Le passé est un souvenir du présent si bien que le futur n’est rien d’autre qu’un mince espoir auquel on s’accroche le temps de savourer à juste titre le contenu d’un livre, d’un disque. Dans le cas de Loons, le trio Montpelliérain a baigné très tôt dans la pratique musicale, influencés par leurs prédécesseurs qu’ils croisent sur la route ou au détour d’un vinyle. Et ce chemin dans lequel ils se sont engagés pourrait les mener au firmament.

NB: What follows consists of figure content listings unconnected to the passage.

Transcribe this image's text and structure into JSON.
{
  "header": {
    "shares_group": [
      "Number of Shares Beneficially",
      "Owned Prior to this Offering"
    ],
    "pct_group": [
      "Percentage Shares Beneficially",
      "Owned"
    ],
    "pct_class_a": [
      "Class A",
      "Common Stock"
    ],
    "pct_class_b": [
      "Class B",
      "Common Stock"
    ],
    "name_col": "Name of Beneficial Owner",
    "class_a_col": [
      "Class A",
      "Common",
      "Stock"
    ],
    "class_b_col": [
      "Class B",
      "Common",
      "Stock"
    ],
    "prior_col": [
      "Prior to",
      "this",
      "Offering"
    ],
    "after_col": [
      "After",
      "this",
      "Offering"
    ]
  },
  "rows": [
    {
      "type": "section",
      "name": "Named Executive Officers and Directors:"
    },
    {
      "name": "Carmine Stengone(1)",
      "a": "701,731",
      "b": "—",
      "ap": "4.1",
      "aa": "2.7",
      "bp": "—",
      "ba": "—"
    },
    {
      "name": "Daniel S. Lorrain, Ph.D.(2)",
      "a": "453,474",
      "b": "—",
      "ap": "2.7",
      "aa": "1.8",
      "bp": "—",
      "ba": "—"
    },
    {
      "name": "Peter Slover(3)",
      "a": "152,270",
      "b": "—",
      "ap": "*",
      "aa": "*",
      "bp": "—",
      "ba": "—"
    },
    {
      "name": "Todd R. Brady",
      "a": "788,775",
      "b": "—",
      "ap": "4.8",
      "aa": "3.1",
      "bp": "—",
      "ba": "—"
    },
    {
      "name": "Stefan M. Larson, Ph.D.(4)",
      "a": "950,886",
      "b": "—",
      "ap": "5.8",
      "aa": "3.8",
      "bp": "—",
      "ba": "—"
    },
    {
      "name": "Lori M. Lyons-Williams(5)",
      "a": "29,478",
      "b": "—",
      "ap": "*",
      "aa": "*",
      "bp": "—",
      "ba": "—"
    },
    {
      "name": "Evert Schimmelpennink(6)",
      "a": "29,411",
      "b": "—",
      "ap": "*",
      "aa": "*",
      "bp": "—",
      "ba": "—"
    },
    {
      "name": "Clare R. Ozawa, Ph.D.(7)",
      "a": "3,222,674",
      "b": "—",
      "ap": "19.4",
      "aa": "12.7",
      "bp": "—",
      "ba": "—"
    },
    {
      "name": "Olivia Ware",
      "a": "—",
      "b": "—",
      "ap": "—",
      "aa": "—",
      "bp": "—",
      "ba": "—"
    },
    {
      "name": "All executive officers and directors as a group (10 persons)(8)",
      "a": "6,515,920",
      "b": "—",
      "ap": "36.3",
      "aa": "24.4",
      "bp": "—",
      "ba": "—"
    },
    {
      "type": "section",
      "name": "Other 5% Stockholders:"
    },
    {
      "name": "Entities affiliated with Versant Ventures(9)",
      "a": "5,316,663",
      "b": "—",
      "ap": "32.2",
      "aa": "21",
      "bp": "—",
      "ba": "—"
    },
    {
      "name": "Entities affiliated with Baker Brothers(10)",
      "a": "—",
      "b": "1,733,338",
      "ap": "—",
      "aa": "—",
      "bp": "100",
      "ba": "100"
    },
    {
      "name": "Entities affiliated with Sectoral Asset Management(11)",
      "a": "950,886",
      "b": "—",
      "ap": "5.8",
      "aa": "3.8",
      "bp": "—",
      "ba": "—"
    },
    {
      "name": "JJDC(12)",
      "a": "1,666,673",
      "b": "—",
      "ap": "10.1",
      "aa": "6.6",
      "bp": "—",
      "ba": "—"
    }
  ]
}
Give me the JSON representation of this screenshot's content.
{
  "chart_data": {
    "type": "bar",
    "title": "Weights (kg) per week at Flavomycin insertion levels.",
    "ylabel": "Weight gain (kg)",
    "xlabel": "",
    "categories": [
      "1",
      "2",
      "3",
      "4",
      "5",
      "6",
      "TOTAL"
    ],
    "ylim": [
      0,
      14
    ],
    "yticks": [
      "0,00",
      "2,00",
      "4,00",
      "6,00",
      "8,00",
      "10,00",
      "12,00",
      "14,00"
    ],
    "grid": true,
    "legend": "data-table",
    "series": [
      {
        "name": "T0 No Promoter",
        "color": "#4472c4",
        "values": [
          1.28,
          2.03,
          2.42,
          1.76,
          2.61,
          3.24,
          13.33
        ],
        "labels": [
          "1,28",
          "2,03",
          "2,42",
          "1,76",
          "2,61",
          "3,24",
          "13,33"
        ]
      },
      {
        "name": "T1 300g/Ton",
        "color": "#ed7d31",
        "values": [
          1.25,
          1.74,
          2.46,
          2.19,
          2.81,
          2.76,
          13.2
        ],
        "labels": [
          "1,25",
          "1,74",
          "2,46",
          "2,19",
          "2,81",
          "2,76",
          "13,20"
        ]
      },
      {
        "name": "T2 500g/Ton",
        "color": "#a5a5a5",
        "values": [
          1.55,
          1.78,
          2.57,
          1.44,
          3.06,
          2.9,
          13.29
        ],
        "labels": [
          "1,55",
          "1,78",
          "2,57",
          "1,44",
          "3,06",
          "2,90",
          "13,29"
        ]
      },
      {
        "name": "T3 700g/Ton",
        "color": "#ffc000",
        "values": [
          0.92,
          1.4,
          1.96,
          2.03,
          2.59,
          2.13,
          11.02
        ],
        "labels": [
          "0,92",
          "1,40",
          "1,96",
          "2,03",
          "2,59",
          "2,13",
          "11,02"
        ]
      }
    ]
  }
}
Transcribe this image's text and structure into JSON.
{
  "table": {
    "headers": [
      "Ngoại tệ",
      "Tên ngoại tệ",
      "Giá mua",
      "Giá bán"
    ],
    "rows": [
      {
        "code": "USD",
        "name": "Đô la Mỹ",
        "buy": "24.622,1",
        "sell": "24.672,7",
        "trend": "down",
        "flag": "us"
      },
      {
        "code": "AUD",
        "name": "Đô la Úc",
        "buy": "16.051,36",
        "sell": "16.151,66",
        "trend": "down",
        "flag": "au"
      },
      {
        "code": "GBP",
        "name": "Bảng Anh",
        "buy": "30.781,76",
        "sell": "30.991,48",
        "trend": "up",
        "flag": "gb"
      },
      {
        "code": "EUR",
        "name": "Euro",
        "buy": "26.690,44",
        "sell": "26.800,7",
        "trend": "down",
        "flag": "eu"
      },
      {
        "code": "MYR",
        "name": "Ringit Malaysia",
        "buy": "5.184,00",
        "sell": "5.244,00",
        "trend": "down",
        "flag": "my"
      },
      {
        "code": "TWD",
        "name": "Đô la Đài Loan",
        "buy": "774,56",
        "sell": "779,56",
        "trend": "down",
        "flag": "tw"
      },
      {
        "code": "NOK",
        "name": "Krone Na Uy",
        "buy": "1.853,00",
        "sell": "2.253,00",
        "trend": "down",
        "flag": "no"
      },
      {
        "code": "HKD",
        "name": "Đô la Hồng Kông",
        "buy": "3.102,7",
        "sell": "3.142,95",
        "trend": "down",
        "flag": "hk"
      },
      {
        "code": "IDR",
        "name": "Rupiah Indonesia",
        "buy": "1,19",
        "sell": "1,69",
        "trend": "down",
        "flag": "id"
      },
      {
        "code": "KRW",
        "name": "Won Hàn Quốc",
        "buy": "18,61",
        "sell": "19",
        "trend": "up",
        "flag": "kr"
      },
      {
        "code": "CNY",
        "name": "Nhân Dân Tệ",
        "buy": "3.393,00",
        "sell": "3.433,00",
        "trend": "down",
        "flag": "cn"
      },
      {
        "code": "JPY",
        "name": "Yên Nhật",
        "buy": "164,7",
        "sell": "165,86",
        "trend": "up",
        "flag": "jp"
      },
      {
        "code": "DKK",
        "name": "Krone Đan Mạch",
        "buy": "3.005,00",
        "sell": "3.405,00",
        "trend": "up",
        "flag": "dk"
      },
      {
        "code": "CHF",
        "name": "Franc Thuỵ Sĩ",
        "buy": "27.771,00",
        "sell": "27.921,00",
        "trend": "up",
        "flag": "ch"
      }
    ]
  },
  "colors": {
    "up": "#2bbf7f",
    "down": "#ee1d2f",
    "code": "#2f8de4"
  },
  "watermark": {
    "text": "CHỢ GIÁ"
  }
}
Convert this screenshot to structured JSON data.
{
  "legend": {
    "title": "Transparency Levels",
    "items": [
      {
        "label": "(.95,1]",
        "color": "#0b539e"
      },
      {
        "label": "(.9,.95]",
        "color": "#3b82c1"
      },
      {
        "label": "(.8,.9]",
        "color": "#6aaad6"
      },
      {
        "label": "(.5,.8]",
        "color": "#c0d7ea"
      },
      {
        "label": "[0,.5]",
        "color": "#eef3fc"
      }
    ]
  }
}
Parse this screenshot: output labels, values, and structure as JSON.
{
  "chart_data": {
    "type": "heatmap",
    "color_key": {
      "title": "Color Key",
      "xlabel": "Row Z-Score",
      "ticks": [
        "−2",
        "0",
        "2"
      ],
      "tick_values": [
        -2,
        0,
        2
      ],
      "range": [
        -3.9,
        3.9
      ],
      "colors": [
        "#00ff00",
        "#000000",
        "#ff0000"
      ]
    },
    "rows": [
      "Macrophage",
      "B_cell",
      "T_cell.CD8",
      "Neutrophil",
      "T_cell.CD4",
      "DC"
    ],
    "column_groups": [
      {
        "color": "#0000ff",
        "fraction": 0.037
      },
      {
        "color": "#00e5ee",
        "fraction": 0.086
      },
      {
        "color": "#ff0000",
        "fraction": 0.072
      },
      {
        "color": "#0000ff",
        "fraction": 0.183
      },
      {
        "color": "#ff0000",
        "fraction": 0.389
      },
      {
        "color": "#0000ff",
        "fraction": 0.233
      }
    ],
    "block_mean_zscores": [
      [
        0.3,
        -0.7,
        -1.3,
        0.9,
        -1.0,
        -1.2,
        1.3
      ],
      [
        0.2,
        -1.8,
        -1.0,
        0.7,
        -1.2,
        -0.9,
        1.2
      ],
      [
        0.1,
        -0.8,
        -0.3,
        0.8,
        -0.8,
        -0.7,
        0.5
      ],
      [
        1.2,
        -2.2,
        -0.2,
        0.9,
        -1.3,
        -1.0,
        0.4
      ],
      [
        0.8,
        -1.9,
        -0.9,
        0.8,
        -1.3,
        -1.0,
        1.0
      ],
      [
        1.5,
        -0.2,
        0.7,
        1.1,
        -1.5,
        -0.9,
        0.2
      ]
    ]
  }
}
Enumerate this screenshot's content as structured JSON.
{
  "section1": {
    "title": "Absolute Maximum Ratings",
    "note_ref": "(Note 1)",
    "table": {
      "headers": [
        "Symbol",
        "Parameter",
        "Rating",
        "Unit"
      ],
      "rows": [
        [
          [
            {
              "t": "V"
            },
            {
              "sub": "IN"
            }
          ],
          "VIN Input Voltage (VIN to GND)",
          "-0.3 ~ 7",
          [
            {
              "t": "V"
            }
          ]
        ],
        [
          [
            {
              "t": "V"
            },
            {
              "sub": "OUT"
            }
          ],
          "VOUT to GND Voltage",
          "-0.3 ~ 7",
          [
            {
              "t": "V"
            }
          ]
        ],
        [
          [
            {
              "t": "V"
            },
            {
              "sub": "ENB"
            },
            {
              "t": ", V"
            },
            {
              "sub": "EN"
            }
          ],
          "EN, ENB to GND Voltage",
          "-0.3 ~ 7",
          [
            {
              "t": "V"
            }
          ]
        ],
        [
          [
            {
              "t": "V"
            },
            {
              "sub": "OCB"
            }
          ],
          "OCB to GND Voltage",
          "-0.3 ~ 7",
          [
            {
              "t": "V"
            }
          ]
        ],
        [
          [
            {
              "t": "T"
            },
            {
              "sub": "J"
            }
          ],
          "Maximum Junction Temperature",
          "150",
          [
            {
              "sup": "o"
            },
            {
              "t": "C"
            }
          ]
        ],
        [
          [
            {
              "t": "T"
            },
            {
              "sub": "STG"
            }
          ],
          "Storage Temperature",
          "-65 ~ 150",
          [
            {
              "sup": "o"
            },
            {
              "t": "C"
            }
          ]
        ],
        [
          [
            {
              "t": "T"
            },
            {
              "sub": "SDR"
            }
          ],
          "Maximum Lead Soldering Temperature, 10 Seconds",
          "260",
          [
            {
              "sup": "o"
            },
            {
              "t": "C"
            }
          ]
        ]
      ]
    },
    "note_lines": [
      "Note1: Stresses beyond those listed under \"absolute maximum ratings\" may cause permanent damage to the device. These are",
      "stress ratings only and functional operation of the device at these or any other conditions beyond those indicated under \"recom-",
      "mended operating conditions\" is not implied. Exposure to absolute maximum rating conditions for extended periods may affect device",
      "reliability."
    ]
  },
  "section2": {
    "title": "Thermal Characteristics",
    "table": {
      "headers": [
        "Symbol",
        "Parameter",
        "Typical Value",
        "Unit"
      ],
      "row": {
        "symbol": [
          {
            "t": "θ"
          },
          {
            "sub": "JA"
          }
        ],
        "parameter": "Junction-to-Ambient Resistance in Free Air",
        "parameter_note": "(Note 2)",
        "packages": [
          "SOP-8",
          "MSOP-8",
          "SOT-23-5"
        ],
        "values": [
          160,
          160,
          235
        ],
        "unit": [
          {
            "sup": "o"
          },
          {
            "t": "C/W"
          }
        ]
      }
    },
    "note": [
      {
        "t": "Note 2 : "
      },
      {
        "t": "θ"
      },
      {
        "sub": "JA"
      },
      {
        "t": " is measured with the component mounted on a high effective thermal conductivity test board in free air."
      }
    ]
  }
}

Pourquoi cette panique de l’oubli ? Nous ne vivons sans jamais prendre le temps de regarder le ciel, de visionner droit devant et non dans le rétroviseur, ce qui reste à accomplir, à parcourir. Justement, un vent de remise en cause en profite pour entretenir le freinage constant, ce qui est plutôt bon signe, face à une actualité en périphérie devenue incontrôlable. Les invectives de masse non négligeables de l’obscurantisme ne donnant que très peu de répit, le premier album des Loons apporte un nouveau souffle dans le paysage et une nouvelle énergie dans le Rock. D’ailleurs, la jeunesse s’empare de ce phénomène, avec la ferme intention de porter l’électricité dans les coins les plus reculés.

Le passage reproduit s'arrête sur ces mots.